Fast forward and a ticket to last year’s Super Bowl would have set you back over $900, and that is only if you paid face value. A minimum wage worker would need to toil for over three weeks to earn that kind of dough.
NFC Championship Game ticket prices
On Ticketmaster, the cheapest tickets that we could find were $660, and that is right up at the very top above the end zone. The worst seats conceivable. That same nosebleed seat but along one of the sidelines? $780.
If you should be one of those snooty fans who actually wants to see the game being played? Oh pardon me, your highness, I had no idea! That lower level sideline seat will be yours for only $2100, unless you would prefer to sit near the visiting team’s bench, where $1700 would be sufficient.
StubHub has slightly cheaper tickets, starting at $635, but they are standing room only. In today’s NFL, that extra $25 that you save might buy you one beer.
If you are one of the hoity-toity who actually want to sit, you can look to pay from $685 at the top of the end zone rafters going up to $5400 to sit behind the Eagles bench.
NFL killing live football for fans
For most dedicated fans, these prices are simply insane. The game is now about tourists having a “once in a lifetime” experience, rather than purists having a weekly experience.
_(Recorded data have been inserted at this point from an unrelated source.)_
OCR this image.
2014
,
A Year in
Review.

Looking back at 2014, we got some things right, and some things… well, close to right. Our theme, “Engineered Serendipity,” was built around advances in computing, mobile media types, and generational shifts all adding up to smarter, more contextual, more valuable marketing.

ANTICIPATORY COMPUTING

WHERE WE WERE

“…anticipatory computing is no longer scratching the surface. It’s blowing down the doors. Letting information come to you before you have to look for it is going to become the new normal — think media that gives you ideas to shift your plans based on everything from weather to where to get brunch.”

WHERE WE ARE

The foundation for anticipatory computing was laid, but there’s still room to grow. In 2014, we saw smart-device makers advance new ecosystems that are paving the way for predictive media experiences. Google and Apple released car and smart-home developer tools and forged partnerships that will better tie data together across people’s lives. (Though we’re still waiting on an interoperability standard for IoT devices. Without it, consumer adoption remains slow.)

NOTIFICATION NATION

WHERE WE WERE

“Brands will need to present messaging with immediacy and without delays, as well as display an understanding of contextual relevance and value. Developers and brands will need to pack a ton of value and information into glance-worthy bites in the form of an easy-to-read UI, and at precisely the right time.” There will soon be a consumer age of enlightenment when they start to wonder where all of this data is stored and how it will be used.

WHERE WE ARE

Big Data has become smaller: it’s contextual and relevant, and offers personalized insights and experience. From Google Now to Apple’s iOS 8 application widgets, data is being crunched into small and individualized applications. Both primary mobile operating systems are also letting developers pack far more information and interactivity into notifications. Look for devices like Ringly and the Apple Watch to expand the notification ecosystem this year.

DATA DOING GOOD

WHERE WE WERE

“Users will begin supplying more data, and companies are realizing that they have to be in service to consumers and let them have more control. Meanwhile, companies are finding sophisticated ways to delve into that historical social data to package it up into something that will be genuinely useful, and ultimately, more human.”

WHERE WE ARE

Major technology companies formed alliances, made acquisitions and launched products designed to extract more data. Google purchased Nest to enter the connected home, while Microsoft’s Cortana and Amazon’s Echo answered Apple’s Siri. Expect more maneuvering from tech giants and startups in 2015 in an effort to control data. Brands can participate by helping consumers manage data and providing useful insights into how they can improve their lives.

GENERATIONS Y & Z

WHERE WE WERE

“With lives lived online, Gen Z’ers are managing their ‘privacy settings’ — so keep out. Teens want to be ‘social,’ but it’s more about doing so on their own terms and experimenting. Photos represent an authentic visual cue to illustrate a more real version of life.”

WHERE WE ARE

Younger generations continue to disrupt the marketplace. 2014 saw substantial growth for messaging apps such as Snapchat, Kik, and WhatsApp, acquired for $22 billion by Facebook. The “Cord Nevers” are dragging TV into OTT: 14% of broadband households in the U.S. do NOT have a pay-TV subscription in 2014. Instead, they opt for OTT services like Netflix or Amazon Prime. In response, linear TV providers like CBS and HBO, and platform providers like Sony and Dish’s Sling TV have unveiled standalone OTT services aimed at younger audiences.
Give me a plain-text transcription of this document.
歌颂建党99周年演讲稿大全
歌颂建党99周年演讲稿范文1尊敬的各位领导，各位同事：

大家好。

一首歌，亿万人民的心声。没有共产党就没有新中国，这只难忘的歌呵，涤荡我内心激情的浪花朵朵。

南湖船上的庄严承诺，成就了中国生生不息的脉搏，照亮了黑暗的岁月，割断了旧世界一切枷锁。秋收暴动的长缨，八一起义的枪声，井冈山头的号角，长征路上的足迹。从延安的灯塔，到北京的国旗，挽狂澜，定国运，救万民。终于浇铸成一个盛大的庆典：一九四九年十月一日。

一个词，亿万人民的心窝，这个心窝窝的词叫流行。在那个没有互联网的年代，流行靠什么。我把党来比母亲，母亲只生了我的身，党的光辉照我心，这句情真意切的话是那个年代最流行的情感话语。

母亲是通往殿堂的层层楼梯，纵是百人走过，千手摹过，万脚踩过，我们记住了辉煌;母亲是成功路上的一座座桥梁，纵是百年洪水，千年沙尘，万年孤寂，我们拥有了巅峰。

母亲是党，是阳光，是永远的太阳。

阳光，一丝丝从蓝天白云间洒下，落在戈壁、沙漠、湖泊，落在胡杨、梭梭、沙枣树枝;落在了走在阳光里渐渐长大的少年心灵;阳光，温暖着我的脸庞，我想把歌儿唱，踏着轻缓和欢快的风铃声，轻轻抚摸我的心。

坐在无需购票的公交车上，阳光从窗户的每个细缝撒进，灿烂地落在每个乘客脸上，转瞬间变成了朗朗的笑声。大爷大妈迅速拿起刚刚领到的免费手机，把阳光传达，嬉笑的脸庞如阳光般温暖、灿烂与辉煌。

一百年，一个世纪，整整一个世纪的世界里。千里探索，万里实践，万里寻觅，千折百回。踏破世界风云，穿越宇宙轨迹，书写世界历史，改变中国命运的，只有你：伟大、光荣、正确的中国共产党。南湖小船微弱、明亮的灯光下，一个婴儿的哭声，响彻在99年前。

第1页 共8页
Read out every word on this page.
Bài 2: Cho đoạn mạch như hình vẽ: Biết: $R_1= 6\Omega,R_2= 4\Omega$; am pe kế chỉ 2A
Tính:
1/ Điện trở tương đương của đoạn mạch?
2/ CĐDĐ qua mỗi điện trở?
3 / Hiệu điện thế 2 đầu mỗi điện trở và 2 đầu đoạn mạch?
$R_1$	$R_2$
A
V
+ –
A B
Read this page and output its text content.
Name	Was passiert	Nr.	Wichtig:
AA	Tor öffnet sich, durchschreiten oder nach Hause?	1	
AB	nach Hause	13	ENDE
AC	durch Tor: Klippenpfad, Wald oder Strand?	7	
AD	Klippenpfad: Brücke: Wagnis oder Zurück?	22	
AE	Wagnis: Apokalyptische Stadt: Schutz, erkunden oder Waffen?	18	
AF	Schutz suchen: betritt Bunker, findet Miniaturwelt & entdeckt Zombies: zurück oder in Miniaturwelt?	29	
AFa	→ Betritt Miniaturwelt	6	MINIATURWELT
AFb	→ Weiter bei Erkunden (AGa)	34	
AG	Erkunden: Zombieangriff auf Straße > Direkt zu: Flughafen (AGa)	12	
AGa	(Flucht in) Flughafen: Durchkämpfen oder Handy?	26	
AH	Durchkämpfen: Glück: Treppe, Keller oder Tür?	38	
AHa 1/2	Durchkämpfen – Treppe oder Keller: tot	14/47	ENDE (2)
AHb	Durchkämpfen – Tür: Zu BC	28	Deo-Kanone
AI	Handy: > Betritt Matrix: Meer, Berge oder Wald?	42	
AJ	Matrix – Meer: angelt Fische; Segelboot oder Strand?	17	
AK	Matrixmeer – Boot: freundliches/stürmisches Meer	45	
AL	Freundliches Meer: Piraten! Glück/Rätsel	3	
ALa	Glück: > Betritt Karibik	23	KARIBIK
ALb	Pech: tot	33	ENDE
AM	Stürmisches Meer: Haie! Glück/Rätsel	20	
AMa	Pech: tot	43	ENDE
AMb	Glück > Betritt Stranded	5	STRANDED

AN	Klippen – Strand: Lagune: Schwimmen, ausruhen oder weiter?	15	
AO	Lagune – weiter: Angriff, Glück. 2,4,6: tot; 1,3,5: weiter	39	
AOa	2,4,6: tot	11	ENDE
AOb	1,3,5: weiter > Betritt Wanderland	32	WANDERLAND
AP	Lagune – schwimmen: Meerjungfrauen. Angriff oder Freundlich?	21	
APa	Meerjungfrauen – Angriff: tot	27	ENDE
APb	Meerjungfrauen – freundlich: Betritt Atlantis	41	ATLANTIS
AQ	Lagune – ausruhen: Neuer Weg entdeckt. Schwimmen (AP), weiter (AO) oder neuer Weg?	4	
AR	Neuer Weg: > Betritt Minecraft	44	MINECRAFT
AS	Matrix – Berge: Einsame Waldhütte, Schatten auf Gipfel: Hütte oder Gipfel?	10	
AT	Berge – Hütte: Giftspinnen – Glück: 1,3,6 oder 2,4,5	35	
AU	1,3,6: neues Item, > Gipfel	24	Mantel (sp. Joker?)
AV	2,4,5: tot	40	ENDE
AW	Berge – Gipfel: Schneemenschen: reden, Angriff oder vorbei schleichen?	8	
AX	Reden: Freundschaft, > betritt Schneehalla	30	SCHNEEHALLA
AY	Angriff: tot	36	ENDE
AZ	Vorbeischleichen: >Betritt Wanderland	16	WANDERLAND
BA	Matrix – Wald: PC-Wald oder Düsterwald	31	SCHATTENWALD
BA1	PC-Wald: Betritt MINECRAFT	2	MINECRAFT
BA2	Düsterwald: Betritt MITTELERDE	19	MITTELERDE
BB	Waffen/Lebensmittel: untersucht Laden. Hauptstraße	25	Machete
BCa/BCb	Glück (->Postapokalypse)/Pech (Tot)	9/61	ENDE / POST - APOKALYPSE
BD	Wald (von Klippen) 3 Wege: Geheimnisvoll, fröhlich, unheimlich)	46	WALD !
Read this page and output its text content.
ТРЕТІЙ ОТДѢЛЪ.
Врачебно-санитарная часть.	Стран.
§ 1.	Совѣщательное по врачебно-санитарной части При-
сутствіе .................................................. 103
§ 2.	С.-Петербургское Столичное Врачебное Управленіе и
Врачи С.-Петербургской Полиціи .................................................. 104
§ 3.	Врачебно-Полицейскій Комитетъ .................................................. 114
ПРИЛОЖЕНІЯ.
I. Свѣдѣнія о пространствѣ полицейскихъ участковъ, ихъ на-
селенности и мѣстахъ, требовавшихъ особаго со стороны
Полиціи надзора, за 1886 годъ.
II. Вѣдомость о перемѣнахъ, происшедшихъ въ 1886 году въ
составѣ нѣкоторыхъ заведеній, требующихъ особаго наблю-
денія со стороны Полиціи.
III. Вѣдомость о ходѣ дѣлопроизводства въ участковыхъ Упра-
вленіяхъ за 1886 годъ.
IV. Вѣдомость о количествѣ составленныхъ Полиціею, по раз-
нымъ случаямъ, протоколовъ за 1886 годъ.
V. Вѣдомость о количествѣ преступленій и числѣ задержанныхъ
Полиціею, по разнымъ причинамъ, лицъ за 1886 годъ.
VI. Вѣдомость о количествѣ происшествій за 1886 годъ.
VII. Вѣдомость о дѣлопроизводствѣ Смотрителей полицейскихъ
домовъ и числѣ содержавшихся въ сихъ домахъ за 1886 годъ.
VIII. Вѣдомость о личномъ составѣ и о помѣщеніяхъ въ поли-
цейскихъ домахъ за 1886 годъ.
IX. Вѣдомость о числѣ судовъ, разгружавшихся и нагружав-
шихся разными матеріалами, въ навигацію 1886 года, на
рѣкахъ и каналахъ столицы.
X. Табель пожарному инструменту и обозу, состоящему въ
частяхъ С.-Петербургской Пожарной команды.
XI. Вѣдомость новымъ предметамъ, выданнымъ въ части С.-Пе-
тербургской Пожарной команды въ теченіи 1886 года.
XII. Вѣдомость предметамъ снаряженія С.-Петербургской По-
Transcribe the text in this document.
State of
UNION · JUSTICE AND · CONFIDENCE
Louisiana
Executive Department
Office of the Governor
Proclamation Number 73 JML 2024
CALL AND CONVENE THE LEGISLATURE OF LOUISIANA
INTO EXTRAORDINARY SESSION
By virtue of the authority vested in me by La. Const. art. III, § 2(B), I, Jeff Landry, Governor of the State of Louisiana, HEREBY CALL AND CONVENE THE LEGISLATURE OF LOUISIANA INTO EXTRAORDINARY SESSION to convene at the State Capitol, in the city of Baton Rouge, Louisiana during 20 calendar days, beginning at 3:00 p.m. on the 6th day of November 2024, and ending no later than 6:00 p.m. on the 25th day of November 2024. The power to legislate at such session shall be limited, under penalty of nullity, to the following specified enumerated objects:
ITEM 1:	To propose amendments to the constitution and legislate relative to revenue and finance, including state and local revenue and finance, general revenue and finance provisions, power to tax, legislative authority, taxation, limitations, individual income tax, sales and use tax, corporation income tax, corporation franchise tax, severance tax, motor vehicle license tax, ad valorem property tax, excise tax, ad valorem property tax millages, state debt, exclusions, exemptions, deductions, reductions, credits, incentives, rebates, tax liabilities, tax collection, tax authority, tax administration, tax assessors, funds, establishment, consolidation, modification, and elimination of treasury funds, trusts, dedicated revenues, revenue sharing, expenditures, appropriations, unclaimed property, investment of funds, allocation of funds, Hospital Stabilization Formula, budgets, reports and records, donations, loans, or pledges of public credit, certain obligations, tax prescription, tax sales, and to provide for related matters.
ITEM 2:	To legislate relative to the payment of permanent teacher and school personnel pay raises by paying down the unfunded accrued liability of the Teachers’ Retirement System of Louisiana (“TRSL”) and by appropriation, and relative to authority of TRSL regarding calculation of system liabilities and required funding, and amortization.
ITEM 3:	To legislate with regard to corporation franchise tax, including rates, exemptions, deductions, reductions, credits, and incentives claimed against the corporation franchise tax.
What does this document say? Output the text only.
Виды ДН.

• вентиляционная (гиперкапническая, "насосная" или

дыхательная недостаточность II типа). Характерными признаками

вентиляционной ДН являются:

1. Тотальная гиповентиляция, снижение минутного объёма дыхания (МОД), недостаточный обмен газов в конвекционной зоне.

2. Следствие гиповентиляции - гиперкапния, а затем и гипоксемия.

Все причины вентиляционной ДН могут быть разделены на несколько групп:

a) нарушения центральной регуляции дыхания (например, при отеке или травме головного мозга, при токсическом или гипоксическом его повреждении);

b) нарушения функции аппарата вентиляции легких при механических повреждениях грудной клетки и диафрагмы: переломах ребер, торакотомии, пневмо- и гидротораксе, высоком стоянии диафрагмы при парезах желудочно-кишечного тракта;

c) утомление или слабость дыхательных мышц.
Please, NFL, we are begging of you not to go down this road. Pretty please, with sugar on top.
The perfect example is last year’s Super Bowl at Sofi, a travesty that must never be repeated. Nearly everyone in the stadium was there simply to be seen. It was the “it” spot, the happening gig, and all of the celebs and hangers-on just wanted to have their photo taken. Nobody inside the stadium cared much about the game on the field. And the fans who really did care? Outside, watching it all on TV.
Just like the NFC Championship Game is shaping up to be as well.